Перстень для Гелены. Рассказы о любви [СИ] - страница 8
— Да ничего.
Юрген вздохнул.
Опять стало тихо-тихо, только где-то далеко внизу выла собака. Если воет, голову опустив к земле — значит, на покойника, если задрала вверх — к пожару. А у Гессе с утра сразу и то, и другое. Ну, бедный песик, хоть ты разорвись…
Похоже, Жанна заметила его улыбку.
— А вы… за что вы сюда попали?
— Угораздило брякнуть спьяну, что Земля круглая.
— А она что, квадратная?
— Ты… это умникам из магистрата скажи. И святошам. Хотя лучше не надо, — Гессе яростно почесал сгиб локтя. — Чревато. Хочешь, я расскажу тебе еще одну легенду?
Жанна кивнула.
— Однажды я встретил гадалку в портовом кабаке, лет сто назад, — усмехнулся, видя расширившиеся глаза собеседницы, — ну, может быть, десять. Время в тюрьме идет вовсе не так, как на воле. Так вот, это была совершенно мерзостная старуха. И воняло от нее похуже, чем вот сейчас от меня… или твоего коры… судна. Гнилой рыбой и еще чем-то отвратительным, может быть, старостью. И ее все гнали от своих столов и засыпали оскорблениями. А я заглянул ей в глаза… и угостил вином. Не самым лучшим, конечно, но в том кабаке лучшего-то и не было.

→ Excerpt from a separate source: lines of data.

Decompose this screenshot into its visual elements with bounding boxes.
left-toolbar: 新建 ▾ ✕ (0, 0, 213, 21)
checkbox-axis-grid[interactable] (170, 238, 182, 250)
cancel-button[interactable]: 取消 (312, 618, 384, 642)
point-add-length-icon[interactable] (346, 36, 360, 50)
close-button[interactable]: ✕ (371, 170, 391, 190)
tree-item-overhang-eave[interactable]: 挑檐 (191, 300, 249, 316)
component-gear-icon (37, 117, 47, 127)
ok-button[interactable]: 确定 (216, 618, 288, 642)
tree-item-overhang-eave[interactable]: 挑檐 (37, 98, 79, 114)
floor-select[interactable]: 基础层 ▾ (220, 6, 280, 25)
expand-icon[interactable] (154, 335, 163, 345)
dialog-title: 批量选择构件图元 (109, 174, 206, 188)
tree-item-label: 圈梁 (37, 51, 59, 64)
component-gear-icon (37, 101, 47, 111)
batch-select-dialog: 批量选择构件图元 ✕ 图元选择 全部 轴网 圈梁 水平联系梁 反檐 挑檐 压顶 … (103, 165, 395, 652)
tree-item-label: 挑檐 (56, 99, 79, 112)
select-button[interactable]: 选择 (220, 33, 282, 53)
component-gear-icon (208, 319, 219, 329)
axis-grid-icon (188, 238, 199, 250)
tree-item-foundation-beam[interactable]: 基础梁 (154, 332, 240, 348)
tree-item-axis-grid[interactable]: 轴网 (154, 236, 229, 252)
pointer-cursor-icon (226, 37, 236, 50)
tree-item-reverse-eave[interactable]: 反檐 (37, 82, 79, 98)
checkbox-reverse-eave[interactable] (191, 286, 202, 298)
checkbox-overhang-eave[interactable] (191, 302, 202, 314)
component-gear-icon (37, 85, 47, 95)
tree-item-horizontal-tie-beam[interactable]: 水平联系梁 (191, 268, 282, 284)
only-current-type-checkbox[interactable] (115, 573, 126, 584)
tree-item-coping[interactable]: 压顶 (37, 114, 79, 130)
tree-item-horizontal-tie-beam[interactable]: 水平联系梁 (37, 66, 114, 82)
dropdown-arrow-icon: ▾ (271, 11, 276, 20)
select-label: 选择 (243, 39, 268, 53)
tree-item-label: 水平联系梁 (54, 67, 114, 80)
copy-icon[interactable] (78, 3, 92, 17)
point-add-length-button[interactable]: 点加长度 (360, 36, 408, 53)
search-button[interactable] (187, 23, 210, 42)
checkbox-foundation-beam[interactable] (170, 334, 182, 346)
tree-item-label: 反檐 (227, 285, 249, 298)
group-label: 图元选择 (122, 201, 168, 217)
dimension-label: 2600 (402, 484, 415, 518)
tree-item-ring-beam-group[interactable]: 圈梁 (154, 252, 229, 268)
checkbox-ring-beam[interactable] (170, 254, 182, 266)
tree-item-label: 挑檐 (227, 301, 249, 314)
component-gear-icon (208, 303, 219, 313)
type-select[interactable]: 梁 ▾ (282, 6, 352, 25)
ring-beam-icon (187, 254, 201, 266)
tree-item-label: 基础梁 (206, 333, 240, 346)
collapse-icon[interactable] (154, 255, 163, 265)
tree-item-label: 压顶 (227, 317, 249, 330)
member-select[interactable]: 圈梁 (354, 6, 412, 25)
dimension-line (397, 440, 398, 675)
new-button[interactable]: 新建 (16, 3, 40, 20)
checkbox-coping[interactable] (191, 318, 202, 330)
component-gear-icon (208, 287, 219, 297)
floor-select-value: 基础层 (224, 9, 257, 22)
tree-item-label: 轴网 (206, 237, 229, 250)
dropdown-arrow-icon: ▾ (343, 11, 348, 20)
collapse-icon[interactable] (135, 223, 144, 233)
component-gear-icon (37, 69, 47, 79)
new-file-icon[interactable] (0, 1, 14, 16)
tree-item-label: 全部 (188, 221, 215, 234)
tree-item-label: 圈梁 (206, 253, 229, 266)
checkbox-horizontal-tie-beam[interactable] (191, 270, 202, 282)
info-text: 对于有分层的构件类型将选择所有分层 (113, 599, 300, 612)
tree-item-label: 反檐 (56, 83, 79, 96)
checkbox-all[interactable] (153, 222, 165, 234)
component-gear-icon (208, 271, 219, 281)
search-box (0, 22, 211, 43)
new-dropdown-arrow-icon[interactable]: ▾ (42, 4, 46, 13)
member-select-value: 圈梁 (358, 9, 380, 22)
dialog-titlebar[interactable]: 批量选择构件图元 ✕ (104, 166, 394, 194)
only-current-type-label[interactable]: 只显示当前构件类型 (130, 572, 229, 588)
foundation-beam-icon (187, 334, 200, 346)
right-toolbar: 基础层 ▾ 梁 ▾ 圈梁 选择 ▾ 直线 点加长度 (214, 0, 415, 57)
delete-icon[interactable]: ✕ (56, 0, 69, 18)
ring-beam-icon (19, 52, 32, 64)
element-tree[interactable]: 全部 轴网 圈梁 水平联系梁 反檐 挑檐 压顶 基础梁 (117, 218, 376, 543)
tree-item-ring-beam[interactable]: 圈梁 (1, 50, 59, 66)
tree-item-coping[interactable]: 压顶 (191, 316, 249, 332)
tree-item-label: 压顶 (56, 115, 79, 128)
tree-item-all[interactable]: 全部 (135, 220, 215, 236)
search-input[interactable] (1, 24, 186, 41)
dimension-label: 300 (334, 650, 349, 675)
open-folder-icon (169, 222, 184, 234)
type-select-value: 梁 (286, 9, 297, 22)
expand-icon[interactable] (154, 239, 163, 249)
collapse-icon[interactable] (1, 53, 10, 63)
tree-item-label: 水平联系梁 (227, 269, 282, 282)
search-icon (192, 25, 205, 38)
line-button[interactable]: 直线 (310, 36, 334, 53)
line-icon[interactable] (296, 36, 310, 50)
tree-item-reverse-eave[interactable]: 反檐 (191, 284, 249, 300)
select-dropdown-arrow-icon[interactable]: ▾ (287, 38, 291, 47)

Юрген с сожалением вспомнил о той бутылке, которую пришлось пожертвовать тюремщику. Поросятина, хрен с ней, жесткая, а вот выпить бы сейчас не помешало. Интересно, ему позволено последнее желание, или отделались прощальным ужином?
Девушка слушала, затаив дыхание, что узника несколько взбодрило.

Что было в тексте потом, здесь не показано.